Once I get the script fully finished, I want to have a texture atlas for each species. I'll probably use something similar to those images Rolo and I were talking about a few pages back. It will have a ring of up to 6 main foliage, surrounded by 4 bare branches of half the quality. It will also have smaller bits down in the bottom left of the texture plate which represent single year, or current growth, as well as flower, fruit, and bark deals like scrapes and what not.
I may or may not actually include the species bark(s) on the right, as shown in those atlas hypotheticals. Rolo makes a good point in that the foliage and the trunk/branch mesh should stay separate, for a few reasons. But in any case, those species atlases will have reduced size textures. There is really no reason in NWN to use giant textures on repeating entities, like background trees. If you want those textures for a single show piece, like a quest placeable, then they are great for that.

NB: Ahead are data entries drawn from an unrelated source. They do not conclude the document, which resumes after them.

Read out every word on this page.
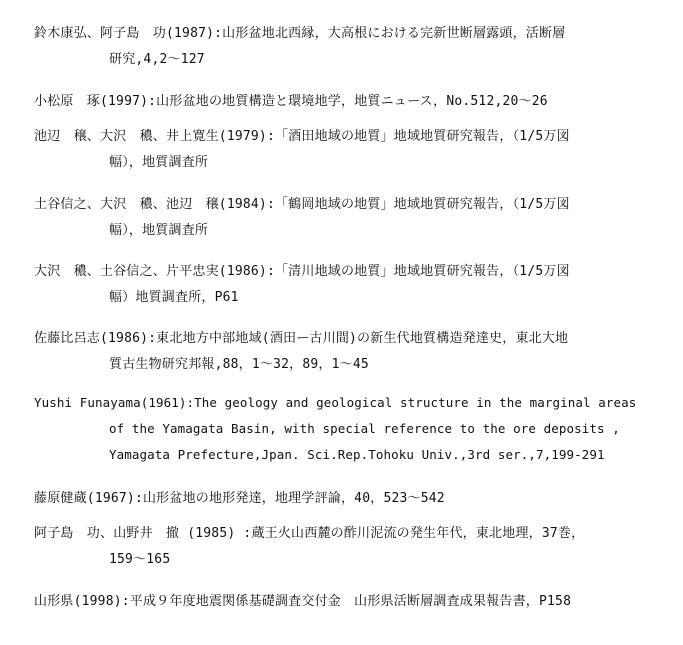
鈴木康弘、阿子島　功(1987):山形盆地北西縁，大高根における完新世断層露頭，活断層
研究,4,2〜127
小松原　琢(1997):山形盆地の地質構造と環境地学，地質ニュース，No.512,20〜26
池辺　穣、大沢　穠、井上寛生(1979):「酒田地域の地質」地域地質研究報告，（1/5万図
幅），地質調査所
土谷信之、大沢　穠、池辺　穣(1984):「鶴岡地域の地質」地域地質研究報告，（1/5万図
幅），地質調査所
大沢　穠、土谷信之、片平忠実(1986):「清川地域の地質」地域地質研究報告，（1/5万図
幅）地質調査所，P61
佐藤比呂志(1986):東北地方中部地域(酒田ー古川間)の新生代地質構造発達史，東北大地
質古生物研究邦報,88，1〜32，89，1〜45
Yushi Funayama(1961):The geology and geological structure in the marginal areas
of the Yamagata Basin, with special reference to the ore deposits ,
Yamagata Prefecture,Jpan. Sci.Rep.Tohoku Univ.,3rd ser.,7,199-291
藤原健蔵(1967):山形盆地の地形発達，地理学評論，40，523〜542
阿子島　功、山野井　撤 (1985) :蔵王火山西麓の酢川泥流の発生年代，東北地理，37巻，
159〜165
山形県(1998):平成９年度地震関係基礎調査交付金　山形県活断層調査成果報告書，P158
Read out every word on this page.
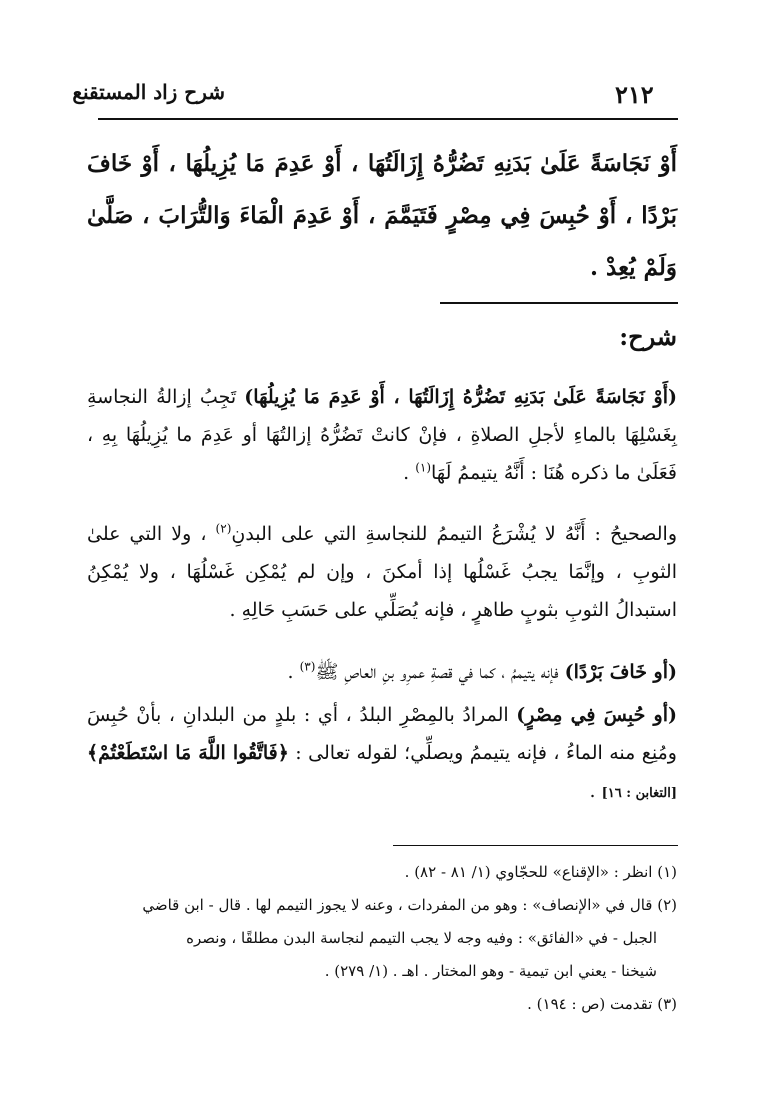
شرح زاد المستقنع	٢١٢
أَوْ نَجَاسَةً عَلَىٰ بَدَنِهِ تَضُرُّهُ إِزَالَتُهَا ، أَوْ عَدِمَ مَا يُزِيلُهَا ، أَوْ خَافَ بَرْدًا ، أَوْ حُبِسَ فِي مِصْرٍ فَتَيَمَّمَ ، أَوْ عَدِمَ الْمَاءَ وَالتُّرَابَ ، صَلَّىٰ وَلَمْ يُعِدْ .
شرح:
(أَوْ نَجَاسَةً عَلَىٰ بَدَنِهِ تَضُرُّهُ إِزَالَتُهَا ، أَوْ عَدِمَ مَا يُزِيلُهَا) تَجِبُ إزالةُ النجاسةِ بِغَسْلِهَا بالماءِ لأجلِ الصلاةِ ، فإنْ كانتْ تَضُرُّهُ إزالتُهَا أو عَدِمَ ما يُزِيلُهَا بِهِ ، فَعَلَىٰ ما ذكره هُنَا : أَنَّهُ يتيممُ لَهَا$^{(١)}$ .
والصحيحُ : أَنَّهُ لا يُشْرَعُ التيممُ للنجاسةِ التي على البدنِ$^{(٢)}$ ، ولا التي علىٰ الثوبِ ، وإنَّمَا يجبُ غَسْلُها إذا أمكنَ ، وإن لم يُمْكِن غَسْلُهَا ، ولا يُمْكِنُ استبدالُ الثوبِ بثوبٍ طاهرٍ ، فإنه يُصَلِّي على حَسَبِ حَالِهِ .
(أو خَافَ بَرْدًا) فإنه يتيممُ ، كما في قصةِ عمرِو بنِ العاصِ ﷺ$^{(٣)}$ .
(أو حُبِسَ فِي مِصْرٍ) المرادُ بالمِصْرِ البلدُ ، أي : بلدٍ من البلدانِ ، بأنْ حُبِسَ ومُنِع منه الماءُ ، فإنه يتيممُ ويصلِّي؛ لقوله تعالى : ﴿فَاتَّقُوا اللَّهَ مَا اسْتَطَعْتُمْ﴾ [التغابن : ١٦] .

(١) انظر : «الإقناع» للحجّاوي (١/ ٨١ - ٨٢) .

(٢) قال في «الإنصاف» : وهو من المفردات ، وعنه لا يجوز التيمم لها . قال - ابن قاضي

الجبل - في «الفائق» : وفيه وجه لا يجب التيمم لنجاسة البدن مطلقًا ، ونصره

شيخنا - يعني ابن تيمية - وهو المختار . اهـ . (١/ ٢٧٩) .

(٣) تقدمت (ص : ١٩٤) .
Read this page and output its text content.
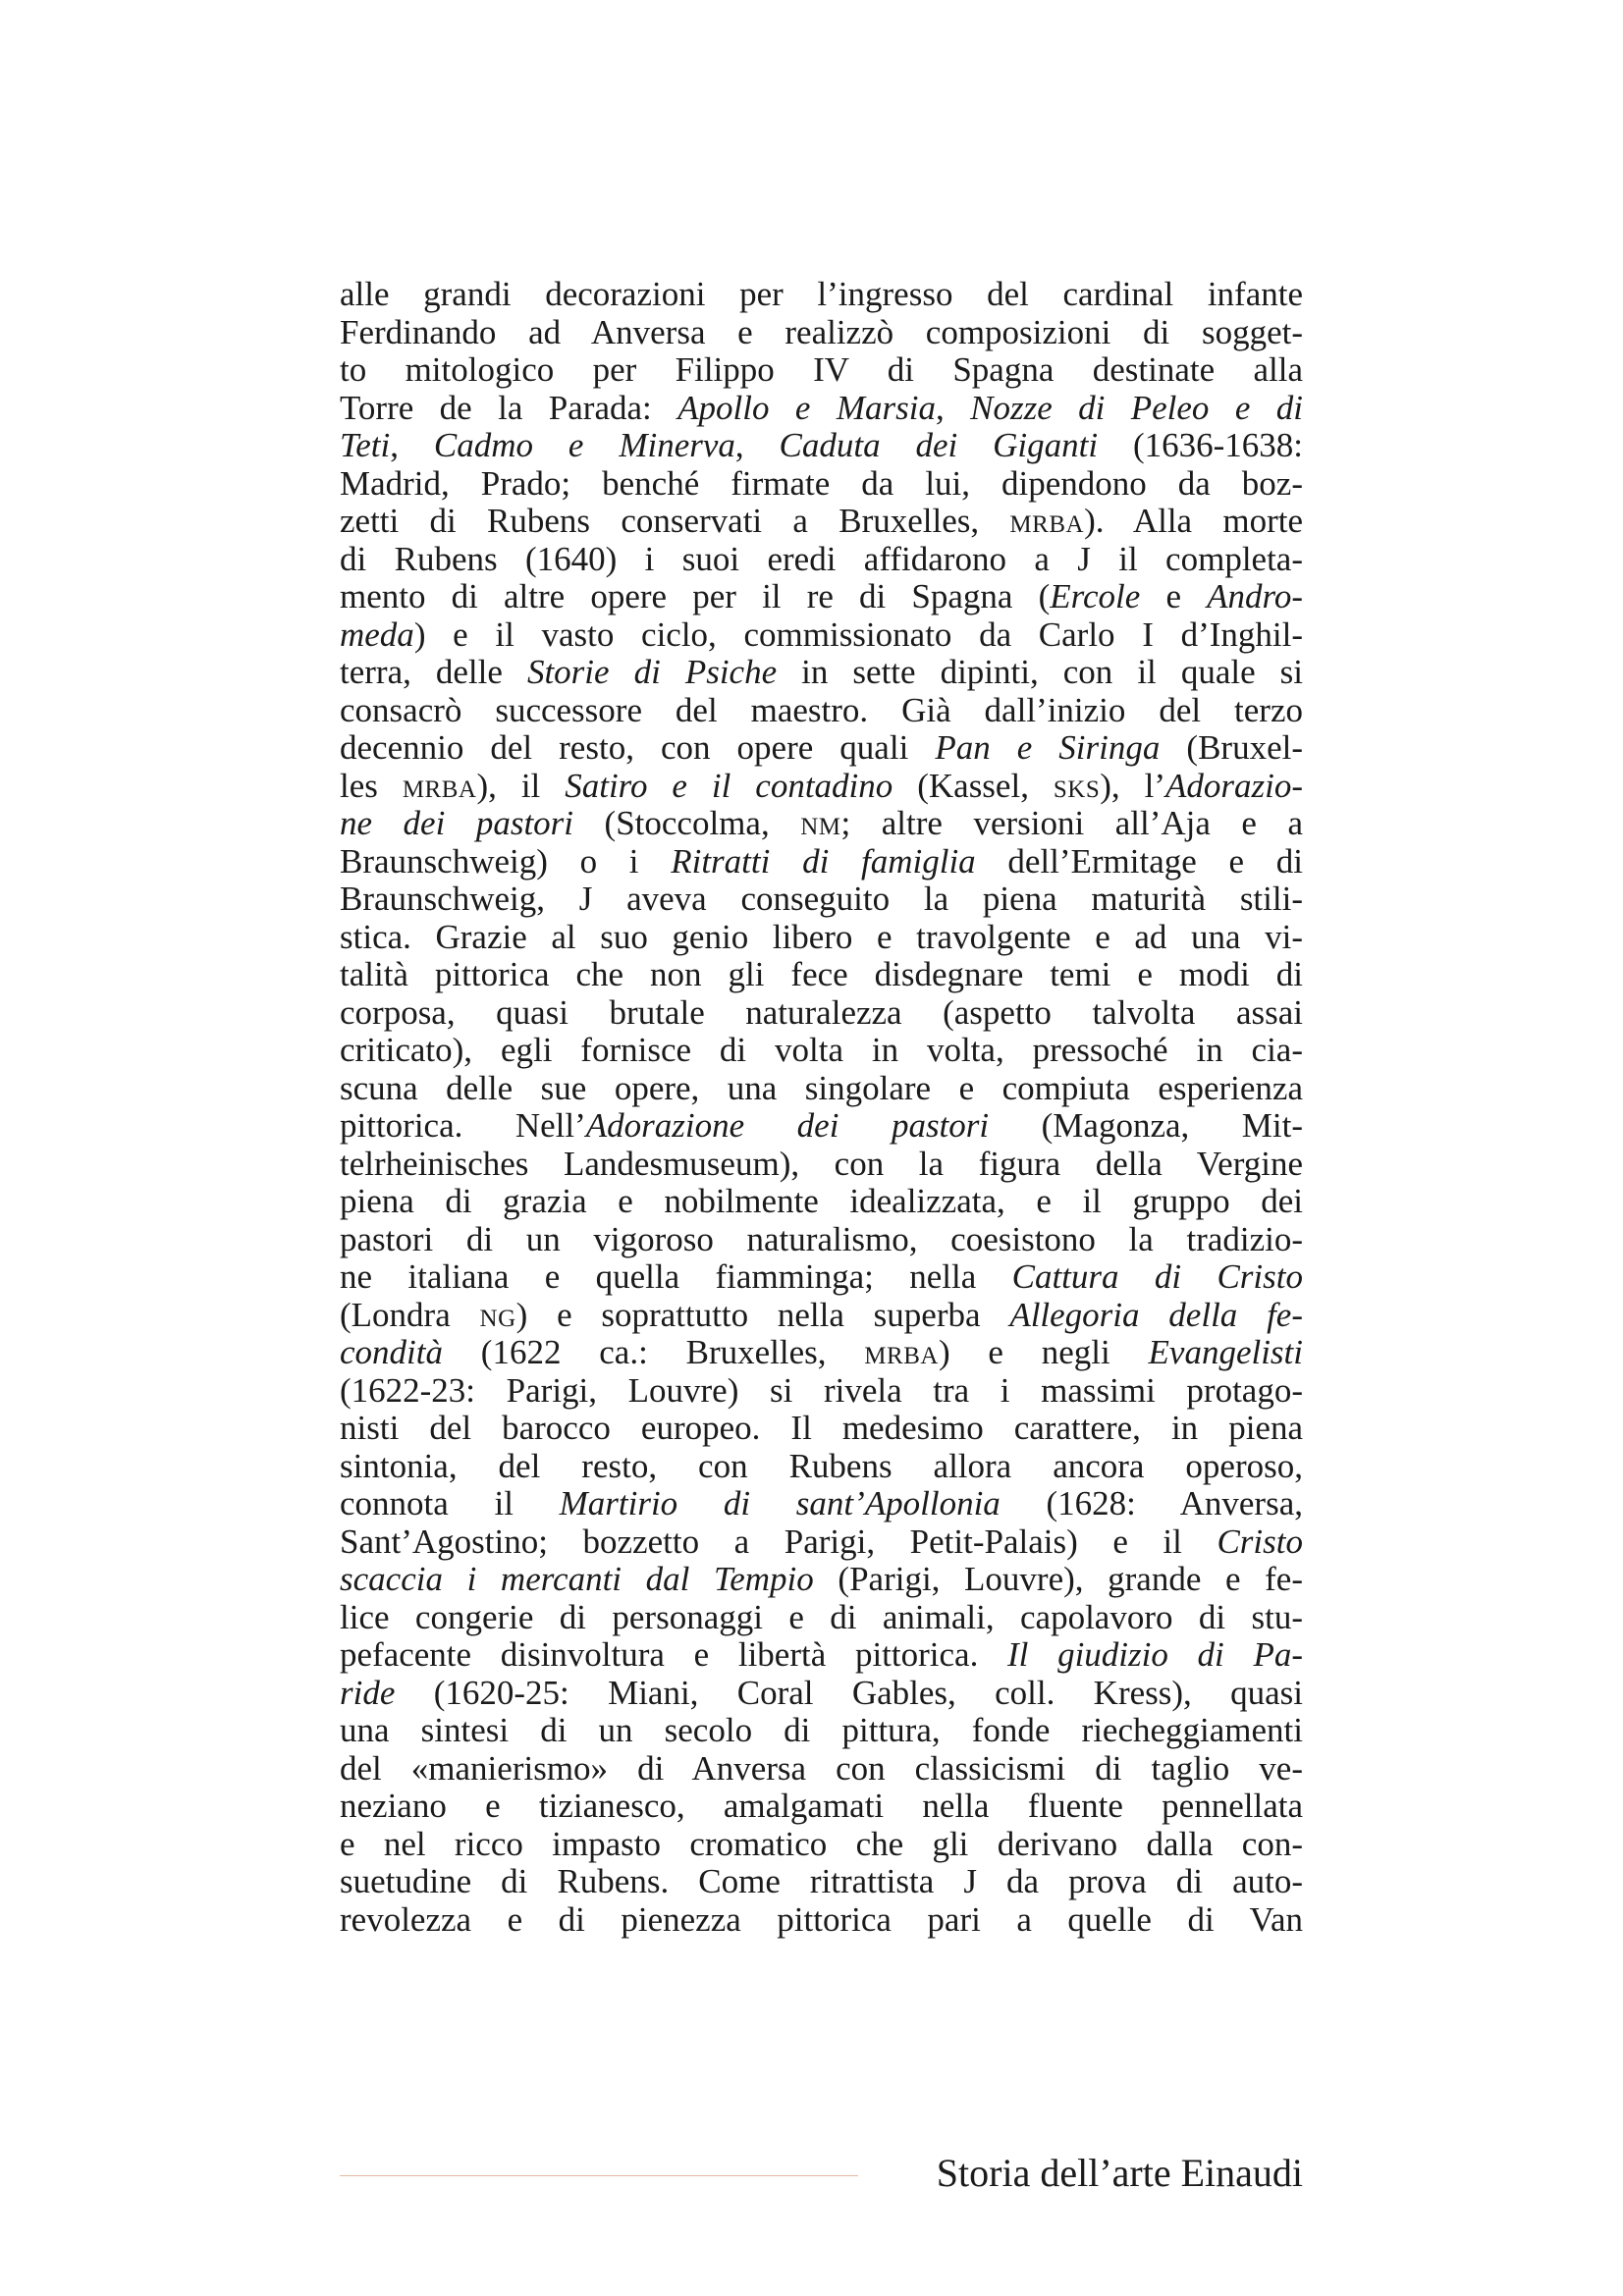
alle grandi decorazioni per l’ingresso del cardinal infante
Ferdinando ad Anversa e realizzò composizioni di sogget-
to mitologico per Filippo IV di Spagna destinate alla
Torre de la Parada: Apollo e Marsia, Nozze di Peleo e di
Teti, Cadmo e Minerva, Caduta dei Giganti (1636-1638:
Madrid, Prado; benché firmate da lui, dipendono da boz-
zetti di Rubens conservati a Bruxelles, mrba). Alla morte
di Rubens (1640) i suoi eredi affidarono a J il completa-
mento di altre opere per il re di Spagna (Ercole e Andro-
meda) e il vasto ciclo, commissionato da Carlo I d’Inghil-
terra, delle Storie di Psiche in sette dipinti, con il quale si
consacrò successore del maestro. Già dall’inizio del terzo
decennio del resto, con opere quali Pan e Siringa (Bruxel-
les mrba), il Satiro e il contadino (Kassel, sks), l’Adorazio-
ne dei pastori (Stoccolma, nm; altre versioni all’Aja e a
Braunschweig) o i Ritratti di famiglia dell’Ermitage e di
Braunschweig, J aveva conseguito la piena maturità stili-
stica. Grazie al suo genio libero e travolgente e ad una vi-
talità pittorica che non gli fece disdegnare temi e modi di
corposa, quasi brutale naturalezza (aspetto talvolta assai
criticato), egli fornisce di volta in volta, pressoché in cia-
scuna delle sue opere, una singolare e compiuta esperienza
pittorica. Nell’Adorazione dei pastori (Magonza, Mit-
telrheinisches Landesmuseum), con la figura della Vergine
piena di grazia e nobilmente idealizzata, e il gruppo dei
pastori di un vigoroso naturalismo, coesistono la tradizio-
ne italiana e quella fiamminga; nella Cattura di Cristo
(Londra ng) e soprattutto nella superba Allegoria della fe-
condità (1622 ca.: Bruxelles, mrba) e negli Evangelisti
(1622-23: Parigi, Louvre) si rivela tra i massimi protago-
nisti del barocco europeo. Il medesimo carattere, in piena
sintonia, del resto, con Rubens allora ancora operoso,
connota il Martirio di sant’Apollonia (1628: Anversa,
Sant’Agostino; bozzetto a Parigi, Petit-Palais) e il Cristo
scaccia i mercanti dal Tempio (Parigi, Louvre), grande e fe-
lice congerie di personaggi e di animali, capolavoro di stu-
pefacente disinvoltura e libertà pittorica. Il giudizio di Pa-
ride (1620-25: Miani, Coral Gables, coll. Kress), quasi
una sintesi di un secolo di pittura, fonde riecheggiamenti
del «manierismo» di Anversa con classicismi di taglio ve-
neziano e tizianesco, amalgamati nella fluente pennellata
e nel ricco impasto cromatico che gli derivano dalla con-
suetudine di Rubens. Come ritrattista J da prova di auto-
revolezza e di pienezza pittorica pari a quelle di Van
Storia dell’arte Einaudi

I plan to make a few well-defined atlas layouts, and then build those into my species library inside the script. That would let me use a tree shape I already have and just change the foliage to that of another in that atlas type. I suspect trees that grow similarly will share an atlas layout, so you can switch from pine to pine, or from non-pine to non-pine. I'll probably do one for unshaped shrubs, and one for shaped. I may also do an atlas layout for certain large foliaged plants, like fern and hosta.
Before I am totally done with trees, I'll probably release a package of 5-6 individual plants from a variety of species. I may package them separately by species on the download pages. That way, unlike some of my other scripts, not only do you get the script download, but a huge sampling of what the script can do if you don't A) have MAX, or have the time to devote to figuring out shapes for specific trees you want.
So before I actually release the script, I have one or two more things to fix. While working on the pine layout, I noticed most of the spruces and firs display their new growth, and sometimes last 3 years of growth, in a plane parallel to the earth. I had not originally scripted for that, because most of the non-pines don't do such a thing. So I wrote in a deal that makes foliage base rotation create the foliage object level with the scene x/y plane. This has caused me some issues with the previous branch objects, so I need to go back and fix how those are drawn. Another thing I am trying to perfect is how some trees start making new growth from old wood, at or around already used leaf nodes. To solve both of these issues, I need to go back and separate the growing algorithms into 3 sections. I already did 2, one for the leader and one for the branch/leaf, but I need to have a third type of growth to represent pines properly. I think that will also pick up habits for deciduous plants that make a type of planar growth, like some Japanese maple.
Anyway, once I get those done, the script will release with a few initial texture atlases. I'll supply more atlas output from there. I want you guys to be able to play with this as much as I have over the last year.
Oh, I almost forgot! I found that I had screwed up two textures in the release yesterday. The masks are rotated 180 degrees in foliage 1802 and 03. I'll release those textures again in the next package.